The Inside Knowledge guide to becoming a guru
Practice first in a big company
Many of the big-name gurus, notes Patrick Lambe, cut their teeth at big-name organisations before striking out on their own. For example, David Snowden at IBM – and you don’t get much bigger than IBM – and Steve Denning at the World Bank. The caché of practicing KM at such major organisations, of course, almost immediately opens doors to the conference circuit…
Conferencing
Practice, practice, practice Microsoft PowerPoint above all else, because competency on the conference circuit is a prerequisite and slides that pitch to the audience at just the right level are a must. Then, practice communication. A presentation should not just be a recitation of the contents of the PowerPoint slide – that’s boring – but must inspire the audience.
Communication
The art of communication, often, is about simplifying – especially in many means of mass communication, such as publishing, the internet/blogs and conference presentation.

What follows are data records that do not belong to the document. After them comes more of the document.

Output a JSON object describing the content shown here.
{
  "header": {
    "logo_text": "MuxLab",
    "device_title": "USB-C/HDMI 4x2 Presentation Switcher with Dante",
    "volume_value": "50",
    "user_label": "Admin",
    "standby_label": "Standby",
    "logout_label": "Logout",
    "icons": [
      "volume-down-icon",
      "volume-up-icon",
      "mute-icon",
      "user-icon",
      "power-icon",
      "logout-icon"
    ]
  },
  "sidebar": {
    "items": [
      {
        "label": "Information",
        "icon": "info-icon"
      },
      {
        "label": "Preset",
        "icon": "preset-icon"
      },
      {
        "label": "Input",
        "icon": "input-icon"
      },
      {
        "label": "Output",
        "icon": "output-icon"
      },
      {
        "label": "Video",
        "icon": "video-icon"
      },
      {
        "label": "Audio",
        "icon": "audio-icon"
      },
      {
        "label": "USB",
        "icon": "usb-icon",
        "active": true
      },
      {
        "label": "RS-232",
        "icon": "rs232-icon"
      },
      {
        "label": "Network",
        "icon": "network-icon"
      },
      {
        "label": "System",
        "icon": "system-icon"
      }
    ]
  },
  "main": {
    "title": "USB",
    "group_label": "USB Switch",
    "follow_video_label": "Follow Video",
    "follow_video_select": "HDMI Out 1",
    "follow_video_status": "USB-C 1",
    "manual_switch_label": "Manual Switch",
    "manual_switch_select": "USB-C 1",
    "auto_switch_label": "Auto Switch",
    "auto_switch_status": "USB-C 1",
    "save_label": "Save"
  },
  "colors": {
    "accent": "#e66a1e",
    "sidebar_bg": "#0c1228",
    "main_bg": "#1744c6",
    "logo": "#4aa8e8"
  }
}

But avoid the danger of over-simplification because nobody wants to be thought of as simple.
Develop your own language
As noted above, communication cannot be too clear and simple. That will undermine the lucrative consulting gigs that ought to make up the bread and butter of a guru’s new life. Gurus need to develop their own jargon – not too much or potential followers may be alienated, but just enough to make the audience feel special when they understand it.
Establish a blog
In truth, most of the big gurus don’t have blogs. Maybe they are just far too busy or far too important. Aspiring gurus, however, need to be more accessible and communicative – but don’t give too much away or they won’t buy your books.
Write two books
It’s no longer enough to simply write a book – an aspiring guru must prove his or her staying power by writing at least two books. A key trick is to write a highly technical first book and follow it up with something similar, but much simpler, for the masses. Two birds/one stone.
Original ideas
Almost forgot: do you really have anything new or original to say? Hopefully, but if not, a lack of originality is not a barrier to some lesser aspiring gurus – those that David Snowden feels should be digitally tarred and feathered – who simply repackage other people’s ideas and present them as their own.
Guide compiled with the help of David Snowden, Leif Edvinsson, Oliver Schwabe, David Gurteen and Patrick Lambe.